A. explained that my meeting and consulting with both his traditional marabout and his Mouride marabout was entirely possible.  In addition, A. invited me to join him for the annual pilgrimage to the Mouride holy city of Touba in February, where the sect's founder, Amadou Bamba, is buried.  He thought I would find the experience eye opening, as when disciples entered ecstatic, highly charged spiritual states.  Unlike the Haj to Mecca, where pilgrims reside in hotels and dine in restaurants, pilgrims attending the grand magal would be fed and lodged by local residents.  

After lunch, our group drove to explore a series of fetish vendors in the Medine district, where you find tables of animal skulls, strips of animal hide, antlers and horns, shells, all used for the making of gris-gris.  One young vendor claimed to be a marabout from Niger.  He sold ready-to-wear grigri, one for bad talk, one for virility, one to ward off attack.  He had a keyed padlock wrapped in hide.  If you wanted to seduce a particular honey pie, this lock could do it for you. Just whisper her name into the padlock, closed the lock, and voila, a good time assured. 

A. confided that he would not consult with these street side marabouts, of dubious skills and intents, but would purchase medicinal products from them.  

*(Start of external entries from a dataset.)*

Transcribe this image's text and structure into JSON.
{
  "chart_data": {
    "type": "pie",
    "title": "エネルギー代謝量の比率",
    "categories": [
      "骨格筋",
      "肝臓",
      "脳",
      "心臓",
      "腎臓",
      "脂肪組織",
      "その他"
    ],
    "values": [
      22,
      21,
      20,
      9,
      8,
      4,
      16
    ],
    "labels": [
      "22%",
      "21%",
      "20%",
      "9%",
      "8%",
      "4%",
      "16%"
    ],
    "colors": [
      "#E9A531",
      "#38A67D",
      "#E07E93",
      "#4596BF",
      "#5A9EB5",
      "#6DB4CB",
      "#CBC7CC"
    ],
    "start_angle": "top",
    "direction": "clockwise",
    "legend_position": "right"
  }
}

Several of us have an interest in returning to further catalogue their materials -- what they are and how they're used.  

1 comment:

Anonymous said...

I am trying to figure out if your story is one of fiction or fact. The facts seems to correspond with what I know. I am seeking more information about Jinn and spiritual beings and how the ceremonies work thank you for providing me with a starting point.